Malek Natalia, Popiolek-Barczyk Katarzyna, Mika Joanna, Przewlocka Barbara, Starowicz Katarzyna
Laboratory of Pain Pathophysiology, Institute of Pharmacology, Polish Academy of Sciences, Smetna 12 Street, 31-343 Krakow, Poland ; Department of Pain Pharmacology, Institute of Pharmacology, Polish Academy of Sciences, Smetna 12 Street, 31-343 Krakow, Poland.
Department of Pain Pharmacology, Institute of Pharmacology, Polish Academy of Sciences, Smetna 12 Street, 31-343 Krakow, Poland.
Neural Plast. 2015;2015:130639. doi: 10.1155/2015/130639. Epub 2015 May 18.

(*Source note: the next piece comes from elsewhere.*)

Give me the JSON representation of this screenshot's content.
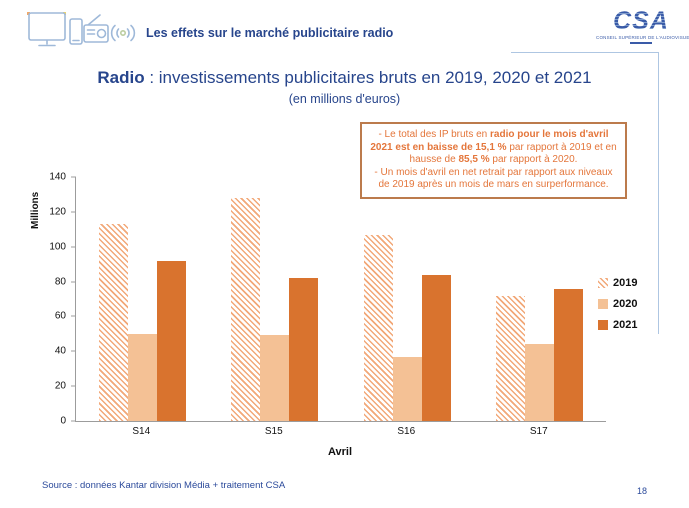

Microglial activation is a polarized process divided into potentially neuroprotective phenotype M2 and neurotoxic phenotype M1, predominant during chronic neuroinflammation. Endocannabinoid system provides an attractive target to control the balance between microglial phenotypes. Anandamide as an immune modulator in the central nervous system acts via not only cannabinoid receptors (CB1 and CB2) but also other targets (e.g., GPR18/GPR55). We studied the effect of anandamide on lipopolysaccharide-induced changes in rat primary microglial cultures. Microglial activation was assessed based on nitric oxide (NO) production. Analysis of mRNA was conducted for M1 and M2 phenotype markers possibly affected by the treatment. Our results showed that lipopolysaccharide-induced NO release in microglia was significantly attenuated, with concomitant downregulation of M1 phenotypic markers, after pretreatment with anandamide. This effect was not sensitive to CB1 or GPR18/GPR55 antagonism. Administration of CB2 antagonist partially abolished the effects of anandamide on microglia. Interestingly, administration of a GPR18/GPR55 antagonist by itself suppressed NO release. In summary, we showed that the endocannabinoid system plays a crucial role in the management of neuroinflammation by dampening the activation of an M1 phenotype. This effect was primarily controlled by the CB2 receptor, although functional cross talk with GPR18/GPR55 may occur.
小胶质细胞激活是一个极化过程,分为潜在的神经保护表型M2和神经毒性表型M1,在慢性神经炎症期间占主导地位。内源性大麻素系统是控制小胶质细胞表型平衡的一个有吸引力的靶点。花生四烯乙醇胺作为中枢神经系统中的一种免疫调节剂,不仅通过大麻素受体(CB1和CB2)起作用,还通过其他靶点(如GPR18/GPR55)起作用。我们研究了花生四烯乙醇胺对脂多糖诱导的大鼠原代小胶质细胞培养物变化的影响。基于一氧化氮(NO)的产生评估小胶质细胞激活。对可能受该处理影响的M1和M2表型标志物进行mRNA分析。我们的结果表明,用花生四烯乙醇胺预处理后,脂多糖诱导的小胶质细胞中NO释放显著减弱,同时M1表型标志物下调。这种作用对CB1或GPR18/GPR55拮抗不敏感。给予CB2拮抗剂部分消除了花生四烯乙醇胺对小胶质细胞的作用。有趣的是,单独给予GPR18/GPR55拮抗剂可抑制NO释放。总之,我们表明内源性大麻素系统通过抑制M1表型的激活在神经炎症管理中起关键作用。这种作用主要由CB2受体控制,尽管可能与GPR18/GPR55发生功能性相互作用。